A Comissão de Educação da Câmara dos Deputados aprovou projeto de lei que inclui estudantes das instituições de ensino superior comunitárias entre os beneficiários da Política Nacional de Assistência Estudantil (Pnaes). Pelo texto aprovado, esses alunos poderão ser incluídos na política pública se houver disponibilidade de recursos orçamentários.

Hoje, a Pnaes se dirige a estudantes de cursos superiores presenciais de graduação e de cursos presenciais de educação profissional técnica de nível médio. A política abrange diversas ações de financiamento, entre elas o Programa de Bolsa Permanência (PBP), que garante auxilio financeiro a estudantes de graduação em situação de vulnerabilidade socioeconômica.

O texto aprovado é o substitutivo da relatora, deputada Franciane Bayer (Republicanos-RS), ao Projeto de Lei 1447/24, Pedro Uczai (PT-SC).

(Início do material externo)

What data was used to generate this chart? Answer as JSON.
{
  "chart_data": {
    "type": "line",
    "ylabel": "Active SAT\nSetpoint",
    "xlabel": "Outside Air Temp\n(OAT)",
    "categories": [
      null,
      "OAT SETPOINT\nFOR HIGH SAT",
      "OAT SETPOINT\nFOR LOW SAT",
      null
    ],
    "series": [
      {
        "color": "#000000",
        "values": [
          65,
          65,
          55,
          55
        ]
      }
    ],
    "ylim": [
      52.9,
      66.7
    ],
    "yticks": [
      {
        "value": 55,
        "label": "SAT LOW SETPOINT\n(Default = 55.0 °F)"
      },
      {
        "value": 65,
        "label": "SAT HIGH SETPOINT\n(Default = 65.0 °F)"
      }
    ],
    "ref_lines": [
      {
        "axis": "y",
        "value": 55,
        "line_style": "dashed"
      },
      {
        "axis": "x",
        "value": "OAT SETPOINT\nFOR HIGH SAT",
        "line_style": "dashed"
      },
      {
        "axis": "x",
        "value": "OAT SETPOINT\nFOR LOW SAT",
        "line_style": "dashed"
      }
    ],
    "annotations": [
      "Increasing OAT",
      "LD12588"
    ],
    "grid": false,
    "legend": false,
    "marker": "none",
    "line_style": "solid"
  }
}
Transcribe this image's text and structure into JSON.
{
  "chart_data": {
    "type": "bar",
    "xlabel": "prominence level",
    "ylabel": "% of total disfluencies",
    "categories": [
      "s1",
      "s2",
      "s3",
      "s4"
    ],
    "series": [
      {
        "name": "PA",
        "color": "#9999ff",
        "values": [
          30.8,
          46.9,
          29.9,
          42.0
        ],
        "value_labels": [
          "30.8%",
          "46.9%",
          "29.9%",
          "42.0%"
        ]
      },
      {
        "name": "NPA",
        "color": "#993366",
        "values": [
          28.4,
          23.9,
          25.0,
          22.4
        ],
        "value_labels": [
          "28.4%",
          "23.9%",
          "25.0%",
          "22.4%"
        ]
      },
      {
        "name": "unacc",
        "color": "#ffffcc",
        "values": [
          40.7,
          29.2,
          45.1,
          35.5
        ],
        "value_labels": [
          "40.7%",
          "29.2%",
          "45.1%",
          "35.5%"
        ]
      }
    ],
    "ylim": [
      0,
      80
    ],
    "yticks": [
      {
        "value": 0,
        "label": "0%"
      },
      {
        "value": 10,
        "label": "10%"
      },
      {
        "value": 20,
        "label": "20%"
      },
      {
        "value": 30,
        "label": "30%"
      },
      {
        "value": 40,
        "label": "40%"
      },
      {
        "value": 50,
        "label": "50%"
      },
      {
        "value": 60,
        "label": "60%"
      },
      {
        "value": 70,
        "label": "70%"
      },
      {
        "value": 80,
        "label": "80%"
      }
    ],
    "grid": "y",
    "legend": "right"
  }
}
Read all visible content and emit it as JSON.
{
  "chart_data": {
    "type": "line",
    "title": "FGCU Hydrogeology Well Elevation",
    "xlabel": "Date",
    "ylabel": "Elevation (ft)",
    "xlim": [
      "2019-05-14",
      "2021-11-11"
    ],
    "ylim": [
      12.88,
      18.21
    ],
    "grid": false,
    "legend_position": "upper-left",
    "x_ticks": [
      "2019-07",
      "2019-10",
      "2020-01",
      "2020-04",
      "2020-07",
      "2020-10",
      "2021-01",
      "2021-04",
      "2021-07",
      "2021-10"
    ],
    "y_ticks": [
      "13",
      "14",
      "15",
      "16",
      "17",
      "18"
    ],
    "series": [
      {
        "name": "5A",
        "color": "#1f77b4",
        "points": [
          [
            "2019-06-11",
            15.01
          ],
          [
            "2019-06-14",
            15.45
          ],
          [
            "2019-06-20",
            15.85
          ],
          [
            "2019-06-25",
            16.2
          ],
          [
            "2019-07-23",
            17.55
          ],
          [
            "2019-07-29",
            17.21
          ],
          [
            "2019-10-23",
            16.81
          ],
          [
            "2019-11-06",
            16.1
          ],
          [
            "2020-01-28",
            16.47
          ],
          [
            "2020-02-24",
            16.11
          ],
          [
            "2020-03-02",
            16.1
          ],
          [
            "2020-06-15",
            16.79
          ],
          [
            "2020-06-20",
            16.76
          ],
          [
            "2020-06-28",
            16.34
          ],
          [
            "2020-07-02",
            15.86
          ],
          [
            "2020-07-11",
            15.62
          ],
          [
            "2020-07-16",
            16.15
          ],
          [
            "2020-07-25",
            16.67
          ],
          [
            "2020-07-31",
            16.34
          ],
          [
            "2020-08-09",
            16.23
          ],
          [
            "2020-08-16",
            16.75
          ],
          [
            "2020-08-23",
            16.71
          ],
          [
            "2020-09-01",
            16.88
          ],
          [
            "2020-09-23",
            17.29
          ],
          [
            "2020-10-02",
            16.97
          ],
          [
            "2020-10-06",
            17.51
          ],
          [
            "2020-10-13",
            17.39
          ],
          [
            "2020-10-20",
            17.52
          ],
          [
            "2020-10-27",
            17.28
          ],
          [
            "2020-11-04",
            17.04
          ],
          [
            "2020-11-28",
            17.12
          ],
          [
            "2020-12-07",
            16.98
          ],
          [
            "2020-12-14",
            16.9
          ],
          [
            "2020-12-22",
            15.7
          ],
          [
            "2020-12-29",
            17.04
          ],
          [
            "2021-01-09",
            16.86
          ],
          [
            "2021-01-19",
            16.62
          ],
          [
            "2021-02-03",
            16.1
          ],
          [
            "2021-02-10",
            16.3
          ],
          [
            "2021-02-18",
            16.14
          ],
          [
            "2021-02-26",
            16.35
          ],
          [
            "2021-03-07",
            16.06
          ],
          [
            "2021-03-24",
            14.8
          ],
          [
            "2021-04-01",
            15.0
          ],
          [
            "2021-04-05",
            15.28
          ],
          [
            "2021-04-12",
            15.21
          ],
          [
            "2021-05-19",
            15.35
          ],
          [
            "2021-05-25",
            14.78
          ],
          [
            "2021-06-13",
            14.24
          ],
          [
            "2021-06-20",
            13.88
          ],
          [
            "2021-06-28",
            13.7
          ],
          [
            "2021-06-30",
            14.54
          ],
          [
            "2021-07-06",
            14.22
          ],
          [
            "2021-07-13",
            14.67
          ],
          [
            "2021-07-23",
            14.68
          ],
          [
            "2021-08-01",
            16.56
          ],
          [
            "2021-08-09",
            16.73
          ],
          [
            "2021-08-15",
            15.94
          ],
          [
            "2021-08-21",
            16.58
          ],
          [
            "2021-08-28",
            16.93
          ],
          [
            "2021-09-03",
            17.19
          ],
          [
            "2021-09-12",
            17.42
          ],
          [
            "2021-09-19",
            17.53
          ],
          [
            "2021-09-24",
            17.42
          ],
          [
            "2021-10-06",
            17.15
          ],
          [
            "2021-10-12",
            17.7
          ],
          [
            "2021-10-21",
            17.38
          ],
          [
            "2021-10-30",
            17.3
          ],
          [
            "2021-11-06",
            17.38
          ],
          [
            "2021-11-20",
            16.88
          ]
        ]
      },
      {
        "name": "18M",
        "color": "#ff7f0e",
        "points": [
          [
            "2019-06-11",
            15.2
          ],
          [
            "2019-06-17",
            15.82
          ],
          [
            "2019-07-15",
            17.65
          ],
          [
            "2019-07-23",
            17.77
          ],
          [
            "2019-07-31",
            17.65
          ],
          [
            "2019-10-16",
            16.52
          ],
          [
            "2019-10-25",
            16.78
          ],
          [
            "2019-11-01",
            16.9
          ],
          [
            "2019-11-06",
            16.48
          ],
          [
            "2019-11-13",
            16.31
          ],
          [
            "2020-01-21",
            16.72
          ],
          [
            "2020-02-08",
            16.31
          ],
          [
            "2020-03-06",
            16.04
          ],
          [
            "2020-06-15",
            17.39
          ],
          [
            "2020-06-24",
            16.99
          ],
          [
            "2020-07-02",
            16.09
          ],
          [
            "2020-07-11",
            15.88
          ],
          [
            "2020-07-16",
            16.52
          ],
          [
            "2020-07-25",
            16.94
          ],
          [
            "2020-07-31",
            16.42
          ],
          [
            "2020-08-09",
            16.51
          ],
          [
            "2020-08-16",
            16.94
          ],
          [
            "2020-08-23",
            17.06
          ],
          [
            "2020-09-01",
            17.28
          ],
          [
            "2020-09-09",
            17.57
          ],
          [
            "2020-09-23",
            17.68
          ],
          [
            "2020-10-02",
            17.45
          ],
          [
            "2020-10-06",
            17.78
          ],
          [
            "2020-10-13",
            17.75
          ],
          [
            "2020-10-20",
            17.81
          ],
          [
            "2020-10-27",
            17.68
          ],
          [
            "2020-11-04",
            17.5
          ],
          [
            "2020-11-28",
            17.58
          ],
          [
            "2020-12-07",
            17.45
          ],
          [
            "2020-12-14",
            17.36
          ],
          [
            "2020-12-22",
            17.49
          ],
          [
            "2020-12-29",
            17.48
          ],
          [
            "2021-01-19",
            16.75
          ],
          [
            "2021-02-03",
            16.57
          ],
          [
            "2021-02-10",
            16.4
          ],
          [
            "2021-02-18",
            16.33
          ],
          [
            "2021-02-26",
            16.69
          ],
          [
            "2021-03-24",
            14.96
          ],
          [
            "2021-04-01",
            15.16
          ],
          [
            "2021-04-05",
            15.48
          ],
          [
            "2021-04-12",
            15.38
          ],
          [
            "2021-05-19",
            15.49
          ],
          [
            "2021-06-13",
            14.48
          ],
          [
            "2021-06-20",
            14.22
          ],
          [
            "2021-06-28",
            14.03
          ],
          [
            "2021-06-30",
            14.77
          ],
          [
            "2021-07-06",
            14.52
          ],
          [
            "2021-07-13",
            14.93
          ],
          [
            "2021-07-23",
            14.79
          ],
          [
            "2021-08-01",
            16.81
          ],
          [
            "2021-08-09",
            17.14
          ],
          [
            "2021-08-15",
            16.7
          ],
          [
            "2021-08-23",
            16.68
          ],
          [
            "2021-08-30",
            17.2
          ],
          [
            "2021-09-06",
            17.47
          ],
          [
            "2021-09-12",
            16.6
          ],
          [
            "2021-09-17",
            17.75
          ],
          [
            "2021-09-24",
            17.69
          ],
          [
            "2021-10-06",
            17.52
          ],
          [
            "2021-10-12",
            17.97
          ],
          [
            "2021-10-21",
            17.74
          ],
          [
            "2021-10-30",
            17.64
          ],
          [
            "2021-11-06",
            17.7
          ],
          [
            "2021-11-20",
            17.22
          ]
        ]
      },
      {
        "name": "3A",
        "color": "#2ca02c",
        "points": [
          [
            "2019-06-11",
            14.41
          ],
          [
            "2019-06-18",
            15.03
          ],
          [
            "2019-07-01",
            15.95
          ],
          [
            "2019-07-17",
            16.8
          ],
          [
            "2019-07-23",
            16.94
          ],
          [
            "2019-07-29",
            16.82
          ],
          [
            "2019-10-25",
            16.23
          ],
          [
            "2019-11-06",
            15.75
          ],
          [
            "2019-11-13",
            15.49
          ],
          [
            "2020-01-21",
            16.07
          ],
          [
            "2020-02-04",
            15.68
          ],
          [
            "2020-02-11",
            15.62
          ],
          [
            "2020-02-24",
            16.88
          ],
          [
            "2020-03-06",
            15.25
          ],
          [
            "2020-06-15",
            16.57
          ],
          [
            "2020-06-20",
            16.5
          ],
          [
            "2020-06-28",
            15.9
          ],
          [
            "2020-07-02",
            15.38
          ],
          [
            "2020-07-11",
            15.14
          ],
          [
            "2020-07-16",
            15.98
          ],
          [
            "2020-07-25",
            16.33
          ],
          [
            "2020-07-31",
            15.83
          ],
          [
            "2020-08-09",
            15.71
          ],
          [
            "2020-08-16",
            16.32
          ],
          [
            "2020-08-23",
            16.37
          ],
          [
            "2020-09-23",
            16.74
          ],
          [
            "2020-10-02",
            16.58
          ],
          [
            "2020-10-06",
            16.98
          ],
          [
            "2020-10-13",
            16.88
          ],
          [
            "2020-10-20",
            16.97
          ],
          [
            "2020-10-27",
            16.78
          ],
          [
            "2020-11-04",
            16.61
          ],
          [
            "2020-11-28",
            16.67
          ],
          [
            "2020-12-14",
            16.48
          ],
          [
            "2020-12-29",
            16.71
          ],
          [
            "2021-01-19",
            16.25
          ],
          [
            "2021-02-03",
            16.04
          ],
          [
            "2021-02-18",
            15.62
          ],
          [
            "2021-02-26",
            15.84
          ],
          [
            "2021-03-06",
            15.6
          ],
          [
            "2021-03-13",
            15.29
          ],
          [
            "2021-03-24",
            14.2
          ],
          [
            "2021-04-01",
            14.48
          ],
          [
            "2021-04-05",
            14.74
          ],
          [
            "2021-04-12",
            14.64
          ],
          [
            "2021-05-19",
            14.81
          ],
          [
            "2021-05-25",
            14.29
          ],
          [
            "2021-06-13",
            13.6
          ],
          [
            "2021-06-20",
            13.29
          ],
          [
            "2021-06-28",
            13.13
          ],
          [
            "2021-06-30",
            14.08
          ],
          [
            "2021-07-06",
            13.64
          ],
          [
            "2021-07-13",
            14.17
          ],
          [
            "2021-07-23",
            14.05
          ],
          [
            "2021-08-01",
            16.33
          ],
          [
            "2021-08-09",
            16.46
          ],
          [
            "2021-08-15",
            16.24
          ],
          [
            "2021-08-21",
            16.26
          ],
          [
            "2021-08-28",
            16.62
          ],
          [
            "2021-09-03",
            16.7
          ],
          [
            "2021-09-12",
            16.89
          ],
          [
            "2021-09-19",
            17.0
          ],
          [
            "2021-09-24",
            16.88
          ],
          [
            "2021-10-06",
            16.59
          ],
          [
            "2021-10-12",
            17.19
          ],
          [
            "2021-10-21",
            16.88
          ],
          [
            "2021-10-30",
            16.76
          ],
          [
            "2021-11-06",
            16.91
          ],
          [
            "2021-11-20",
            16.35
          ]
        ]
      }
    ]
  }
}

A relatora manteve o foco do projeto principal, mas estabeleceu que as alterações propostas pela medida sejam aplicadas na Lei 14.914/24, que cria a Pnaes.

A relatora argumenta que as políticas de assistência estudantil são essenciais para garantir a permanência do aluno no ensino superior. “Mesmo que não precisem arcar diretamente com os custos de mensalidades em determinadas instituições,
esses estudantes enfrentam outros desafios financeiros relacionados aos
custos indiretos da vida universitária”, reforçou.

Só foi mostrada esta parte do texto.